Terdiam aku sejenak, mencari kata yang paling jujur untuk menggambarkan perasaan yang lama kupendam—perasaan yang menumpuk seperti racun yang perlahan merusak. Tidak selalu gelap, tidak selalu tenang, tapi selalu tentang kamu. Kamu yang hampir setiap waktu hadir sebagai suara berisik di kepalaku, membuatku bertanya: adakah yang sebenarnya harus diakhiri dari kita?


Aku berkali-kali meyakinkan diri bahwa ini hanya lelah, bahwa semuanya akan berubah. Namun pelan-pelan aku mengerti… cintamu ada, tapi tanpa rasa cemburu yang mengarah padaku. Padahal, bahkan sosok dewasa pun punya cemburu yang terjaga. Tapi kamu… berbeda. Untukku, tidak ada.


Aku hanya ingin kamu cemburu—sedikit saja—agar aku tahu aku berarti. Tapi sialnya, ada dia yang masih kamu simpan rapat dalam hati dan pikiranmu. Perempuan itu yang membuat hari-hariku bersamamu terasa seperti kegilaan yang harus kutelan diam-diam.

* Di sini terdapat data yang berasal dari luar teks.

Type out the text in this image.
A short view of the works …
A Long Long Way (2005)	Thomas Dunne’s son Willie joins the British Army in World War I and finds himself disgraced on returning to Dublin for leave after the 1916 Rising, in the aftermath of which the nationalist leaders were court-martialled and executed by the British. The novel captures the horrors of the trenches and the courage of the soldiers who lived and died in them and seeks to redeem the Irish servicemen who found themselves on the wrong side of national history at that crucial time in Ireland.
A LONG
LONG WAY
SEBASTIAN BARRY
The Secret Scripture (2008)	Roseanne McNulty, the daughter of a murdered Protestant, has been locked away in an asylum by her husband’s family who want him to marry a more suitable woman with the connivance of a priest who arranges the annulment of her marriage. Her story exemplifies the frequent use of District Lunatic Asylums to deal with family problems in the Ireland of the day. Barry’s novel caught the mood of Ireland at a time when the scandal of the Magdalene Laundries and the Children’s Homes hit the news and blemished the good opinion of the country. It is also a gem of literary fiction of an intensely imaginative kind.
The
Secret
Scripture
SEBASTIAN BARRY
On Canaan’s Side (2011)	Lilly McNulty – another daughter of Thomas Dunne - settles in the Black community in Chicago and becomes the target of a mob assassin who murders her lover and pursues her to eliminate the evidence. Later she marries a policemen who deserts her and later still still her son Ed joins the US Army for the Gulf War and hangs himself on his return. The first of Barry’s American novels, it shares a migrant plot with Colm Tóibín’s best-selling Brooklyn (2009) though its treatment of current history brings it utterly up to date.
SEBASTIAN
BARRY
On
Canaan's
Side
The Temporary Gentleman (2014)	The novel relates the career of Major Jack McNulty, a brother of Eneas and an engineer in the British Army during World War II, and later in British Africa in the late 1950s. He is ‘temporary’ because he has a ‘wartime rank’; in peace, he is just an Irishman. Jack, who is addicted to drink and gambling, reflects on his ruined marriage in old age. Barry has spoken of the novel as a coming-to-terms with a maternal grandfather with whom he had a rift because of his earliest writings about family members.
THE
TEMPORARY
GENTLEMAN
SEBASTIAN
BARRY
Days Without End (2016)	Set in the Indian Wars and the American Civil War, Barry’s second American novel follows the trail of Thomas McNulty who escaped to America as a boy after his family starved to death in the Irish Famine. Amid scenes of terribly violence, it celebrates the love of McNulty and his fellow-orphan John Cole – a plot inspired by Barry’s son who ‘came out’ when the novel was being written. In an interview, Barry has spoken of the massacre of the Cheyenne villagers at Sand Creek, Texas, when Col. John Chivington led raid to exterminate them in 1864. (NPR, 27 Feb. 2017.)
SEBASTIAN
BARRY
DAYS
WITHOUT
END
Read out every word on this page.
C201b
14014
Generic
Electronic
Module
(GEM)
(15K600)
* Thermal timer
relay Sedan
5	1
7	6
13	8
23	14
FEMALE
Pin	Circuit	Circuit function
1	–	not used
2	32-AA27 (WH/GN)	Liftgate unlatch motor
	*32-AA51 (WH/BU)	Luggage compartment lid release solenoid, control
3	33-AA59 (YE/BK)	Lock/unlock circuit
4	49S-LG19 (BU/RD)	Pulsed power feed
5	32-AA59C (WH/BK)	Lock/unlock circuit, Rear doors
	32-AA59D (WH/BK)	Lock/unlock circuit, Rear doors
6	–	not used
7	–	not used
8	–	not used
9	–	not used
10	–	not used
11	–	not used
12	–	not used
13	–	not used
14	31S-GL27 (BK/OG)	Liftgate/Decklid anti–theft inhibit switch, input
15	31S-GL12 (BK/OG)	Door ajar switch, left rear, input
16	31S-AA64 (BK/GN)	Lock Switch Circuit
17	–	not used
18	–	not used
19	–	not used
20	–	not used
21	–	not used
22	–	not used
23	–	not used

Aku terjebak di antara perasaanmu untuknya. Aku kekasihmu, tapi tidak pernah benar-benar menjadi kekasihmu. Aku hanya pelarian saat dunia menekanmu, hanya sandaran saat kamu terpuruk. Dan setiap “maaf” yang kau ucapkan terasa semakin hampa.


Apa hanya aku yang ingin mempertahankan hubungan ini? Sebenarnya selama ini… aku mencintai siapa? Kamu? Atau bayangan dirimu yang seharusnya?


Hati wanita mana yang sanggup sekuat ini? Kekasih mana yang bisa berpura-pura bahagia seperti aku?


Mungkin, suatu hari nanti, kamu akan mengerti—entah kapan, entah bagaimana—mungkin tepat di hari perayaan kepergianku dari hidupmu.